Attention coders: Google has released version 1.0 of the Android software developer kit.
The kit lets programmers create applications that will run on Android phones, even before T-Mobile starts selling the first Android-powered G1 on October 22. The biggest difference from the previous Android SDK 0.9: software built with version 1.0 will actually, not just probably, work on those real-world phones, according to the SDK release notes.
Google hopes its Android operating system project will help spur the mobile phone industry into a more enthusiastic embrace of Internet technology. Google of course profits from ads next to search results, and Google Maps opens up other advertising possibilities that are more closely tied to a phone user's physical location.

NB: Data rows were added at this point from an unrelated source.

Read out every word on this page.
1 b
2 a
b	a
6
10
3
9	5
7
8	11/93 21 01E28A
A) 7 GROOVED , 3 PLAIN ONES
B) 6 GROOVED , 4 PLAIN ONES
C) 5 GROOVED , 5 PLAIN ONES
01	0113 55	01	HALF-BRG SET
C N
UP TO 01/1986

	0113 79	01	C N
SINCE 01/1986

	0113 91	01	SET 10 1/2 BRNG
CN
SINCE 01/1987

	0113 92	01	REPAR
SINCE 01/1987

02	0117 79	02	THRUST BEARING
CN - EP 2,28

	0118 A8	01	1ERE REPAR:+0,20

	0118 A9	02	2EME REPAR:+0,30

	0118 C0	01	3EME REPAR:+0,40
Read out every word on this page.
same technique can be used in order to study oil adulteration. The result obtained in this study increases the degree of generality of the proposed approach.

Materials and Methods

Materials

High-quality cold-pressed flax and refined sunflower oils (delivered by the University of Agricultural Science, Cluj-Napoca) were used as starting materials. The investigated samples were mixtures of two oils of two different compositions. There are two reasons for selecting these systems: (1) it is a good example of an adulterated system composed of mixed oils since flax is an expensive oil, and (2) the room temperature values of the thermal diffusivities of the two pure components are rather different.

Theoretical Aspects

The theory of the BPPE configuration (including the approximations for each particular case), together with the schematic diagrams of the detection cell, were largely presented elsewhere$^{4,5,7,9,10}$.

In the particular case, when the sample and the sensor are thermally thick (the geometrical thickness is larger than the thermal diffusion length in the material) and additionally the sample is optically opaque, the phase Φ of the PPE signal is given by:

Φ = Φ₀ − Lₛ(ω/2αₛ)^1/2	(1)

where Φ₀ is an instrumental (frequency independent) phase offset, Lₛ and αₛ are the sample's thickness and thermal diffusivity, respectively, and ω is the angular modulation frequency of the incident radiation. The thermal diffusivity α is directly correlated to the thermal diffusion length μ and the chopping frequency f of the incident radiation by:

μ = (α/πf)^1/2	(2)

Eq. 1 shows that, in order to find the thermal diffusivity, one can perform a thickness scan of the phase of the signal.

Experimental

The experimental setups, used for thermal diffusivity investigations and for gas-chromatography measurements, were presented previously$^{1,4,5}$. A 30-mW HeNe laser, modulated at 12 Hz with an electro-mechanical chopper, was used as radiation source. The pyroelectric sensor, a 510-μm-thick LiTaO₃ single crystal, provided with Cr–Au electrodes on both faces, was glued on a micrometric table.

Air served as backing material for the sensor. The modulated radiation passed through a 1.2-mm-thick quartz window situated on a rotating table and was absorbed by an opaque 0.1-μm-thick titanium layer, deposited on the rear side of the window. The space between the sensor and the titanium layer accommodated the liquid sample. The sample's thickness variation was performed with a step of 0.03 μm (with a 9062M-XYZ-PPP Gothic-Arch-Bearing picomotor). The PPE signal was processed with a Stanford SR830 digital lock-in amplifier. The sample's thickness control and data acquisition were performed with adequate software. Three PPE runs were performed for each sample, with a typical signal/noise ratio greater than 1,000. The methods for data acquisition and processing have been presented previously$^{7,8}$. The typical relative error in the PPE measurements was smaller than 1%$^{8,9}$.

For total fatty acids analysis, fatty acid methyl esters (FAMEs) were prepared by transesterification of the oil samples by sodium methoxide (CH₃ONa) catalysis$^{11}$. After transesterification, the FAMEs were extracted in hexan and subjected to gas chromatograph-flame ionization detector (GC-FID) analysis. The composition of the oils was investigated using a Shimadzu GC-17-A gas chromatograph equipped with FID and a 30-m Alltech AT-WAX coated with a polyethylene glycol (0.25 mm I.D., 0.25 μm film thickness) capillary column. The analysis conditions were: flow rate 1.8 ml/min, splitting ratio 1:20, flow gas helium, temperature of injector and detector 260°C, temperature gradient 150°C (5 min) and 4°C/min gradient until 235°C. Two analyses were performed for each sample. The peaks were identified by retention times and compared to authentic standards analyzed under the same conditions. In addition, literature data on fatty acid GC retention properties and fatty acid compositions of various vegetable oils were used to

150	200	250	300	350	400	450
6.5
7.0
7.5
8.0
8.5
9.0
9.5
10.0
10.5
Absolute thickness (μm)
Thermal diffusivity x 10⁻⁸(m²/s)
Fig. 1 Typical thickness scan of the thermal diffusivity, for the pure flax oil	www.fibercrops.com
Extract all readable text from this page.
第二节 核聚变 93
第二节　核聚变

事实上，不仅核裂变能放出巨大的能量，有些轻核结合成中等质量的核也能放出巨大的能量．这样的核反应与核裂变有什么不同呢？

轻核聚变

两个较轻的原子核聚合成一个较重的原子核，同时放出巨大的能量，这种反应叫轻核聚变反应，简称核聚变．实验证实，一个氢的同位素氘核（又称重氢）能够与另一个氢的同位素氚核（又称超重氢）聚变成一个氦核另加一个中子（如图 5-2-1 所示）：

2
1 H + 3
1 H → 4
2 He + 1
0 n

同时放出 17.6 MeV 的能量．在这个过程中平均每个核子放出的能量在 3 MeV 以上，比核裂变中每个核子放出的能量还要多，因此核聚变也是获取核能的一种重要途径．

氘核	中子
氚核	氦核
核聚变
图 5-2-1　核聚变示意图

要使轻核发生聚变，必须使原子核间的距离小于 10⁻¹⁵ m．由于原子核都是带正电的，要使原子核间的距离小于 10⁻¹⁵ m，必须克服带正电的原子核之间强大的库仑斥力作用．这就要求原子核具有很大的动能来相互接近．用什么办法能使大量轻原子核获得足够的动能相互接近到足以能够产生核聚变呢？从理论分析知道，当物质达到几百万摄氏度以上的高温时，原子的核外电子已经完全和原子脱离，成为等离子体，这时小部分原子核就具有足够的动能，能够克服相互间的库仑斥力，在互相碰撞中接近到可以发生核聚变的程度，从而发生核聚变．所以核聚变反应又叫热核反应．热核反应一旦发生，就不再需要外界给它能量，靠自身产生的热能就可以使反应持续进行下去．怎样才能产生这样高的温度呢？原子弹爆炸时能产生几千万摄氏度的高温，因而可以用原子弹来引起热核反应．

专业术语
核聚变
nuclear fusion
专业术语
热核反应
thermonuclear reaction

A major part of the Android effort is Google's attempt to woo outside programmers into writing their own applications for Android phones, because Google hopes to bring the easier innovation of the PC market to the relatively closed mobile phone industry. The SDK is a key part of that effort, as is a forthcoming application download site called the Android Market. That market won't necessarily let people sell Android applications at first, though.
Also in the SDK release notes, Google called out some specific changes, such as some new abilities to make use of Android phone sensors, handle audio files, and use Wi-Fi networks. Serious programmers can look at Google's catalog of API (application programming interface) differences.
Google couldn't help adding a little nerd humor to the release notes:
"We regret to inform developers that Android 1.0 will not include support for dot-matrix printers."